Подошел к березе, провел ладонями по коре, постоял в обнимку и вынул из кармана складной нож. Щелкнул — лезвие сверкнуло, выстрелило. Показал мне: отличный, охотничий, сибирский нож.
— Напою соком.
С поваленного сухого ствола снял кусок бересты, согнул корытцем, закрепил края — получился аккуратненький туесок. Вернулся к живой, выбранной березе, осторожно сделал поперечный надрез; от середины его провел продольный, пошевелил ножом, слегка приподняв кору, и в конец надреза вбил желобок, выстроганный из подсохшего сучка.
Желобок набух, уронил несколько мутных капель, а потом с его кончика засквозила прерывистая струйка сока. Когда она просветлела, засверкала дождевой ниткой, Бабкин поставил под нее туесок. Тугая береста тихонечко залопотала, забубнила.
Лег животом на бушлат, подпер ладонями подбородок.
— Смотри, — сказал через минуту. — Муравьишка бежит. — Подставил палец. — Смотри, сердится. Укусить хочет.
— Пусть бежит, не мешай.
— Да я так — интересно. Такой холод перемог.
— Голосков говорил: у нас не больше права на жизнь. Раздавишь просто так червяка, убьешь просто так ворону, обидишь просто так человека — считай, что и сам уже только наполовину человек.
— Смешной был. Ему бы женщиной родиться.
— Или деревом.
— Ты немножечко смахиваешь на него.
— Спасибо.
— А я не хочу таким. Я переделаю себя. Как лейтенант Маевский буду — одни натянутые жилы.
— Для чего?
— Для жизни. И вообще… Как я, ничего парень?
— Вроде.
— Считай, что армия — моя вторая мама. Теперь я могу жить дальше, знаю, как жить.
Я рассказал Бабкину о Беленьком, его письме к матери, о нашем разговоре.

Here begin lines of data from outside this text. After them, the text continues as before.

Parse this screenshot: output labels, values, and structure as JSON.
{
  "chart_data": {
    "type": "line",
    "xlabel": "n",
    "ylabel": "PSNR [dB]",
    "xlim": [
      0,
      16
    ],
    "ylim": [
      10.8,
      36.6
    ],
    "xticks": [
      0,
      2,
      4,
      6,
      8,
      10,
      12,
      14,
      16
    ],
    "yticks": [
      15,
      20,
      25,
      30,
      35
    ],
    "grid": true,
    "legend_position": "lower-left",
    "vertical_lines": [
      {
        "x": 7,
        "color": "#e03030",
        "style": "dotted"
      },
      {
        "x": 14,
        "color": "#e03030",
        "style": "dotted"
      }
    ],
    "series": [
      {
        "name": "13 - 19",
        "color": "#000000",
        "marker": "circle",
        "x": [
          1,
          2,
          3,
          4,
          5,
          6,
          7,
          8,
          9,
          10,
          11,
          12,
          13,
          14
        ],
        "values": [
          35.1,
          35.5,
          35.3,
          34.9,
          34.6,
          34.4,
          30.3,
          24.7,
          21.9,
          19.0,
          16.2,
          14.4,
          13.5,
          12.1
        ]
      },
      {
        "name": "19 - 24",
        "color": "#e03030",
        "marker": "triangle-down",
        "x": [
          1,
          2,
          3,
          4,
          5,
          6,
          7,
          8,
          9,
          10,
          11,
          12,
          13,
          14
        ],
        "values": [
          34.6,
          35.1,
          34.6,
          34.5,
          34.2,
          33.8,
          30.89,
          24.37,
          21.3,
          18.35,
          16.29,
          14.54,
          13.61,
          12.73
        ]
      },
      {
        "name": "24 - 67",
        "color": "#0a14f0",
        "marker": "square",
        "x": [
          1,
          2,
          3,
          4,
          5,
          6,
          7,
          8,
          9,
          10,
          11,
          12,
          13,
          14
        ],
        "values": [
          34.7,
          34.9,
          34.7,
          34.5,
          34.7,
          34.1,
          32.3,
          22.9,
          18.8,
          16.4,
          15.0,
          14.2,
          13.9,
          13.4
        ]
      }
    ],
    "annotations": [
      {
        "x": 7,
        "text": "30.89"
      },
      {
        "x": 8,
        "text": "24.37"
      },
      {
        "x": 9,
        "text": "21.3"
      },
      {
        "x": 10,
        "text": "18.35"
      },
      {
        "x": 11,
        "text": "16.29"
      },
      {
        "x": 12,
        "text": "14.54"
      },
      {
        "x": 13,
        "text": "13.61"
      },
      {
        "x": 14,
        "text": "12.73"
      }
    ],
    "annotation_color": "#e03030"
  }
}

Он помолчал, похму- рился, обдумывая мои слова, проговорил грустно:
— Я так о нем и думал. Просто мужик, потому и перегибает. Ему бы грамотешки поднабраться…
Рядом белела тоненькая березка, я качнул ее — сверху посыпалась роса. Вгляделся в редкую сетку ветвей, и на ровной голубизне неба проступили несчетные блестки, как на оконном стекле после дождя: с кончиков сломленных веточек, с каждой почки свешивались, дрожали в холодке капельки сока. Я показал их Бабкину.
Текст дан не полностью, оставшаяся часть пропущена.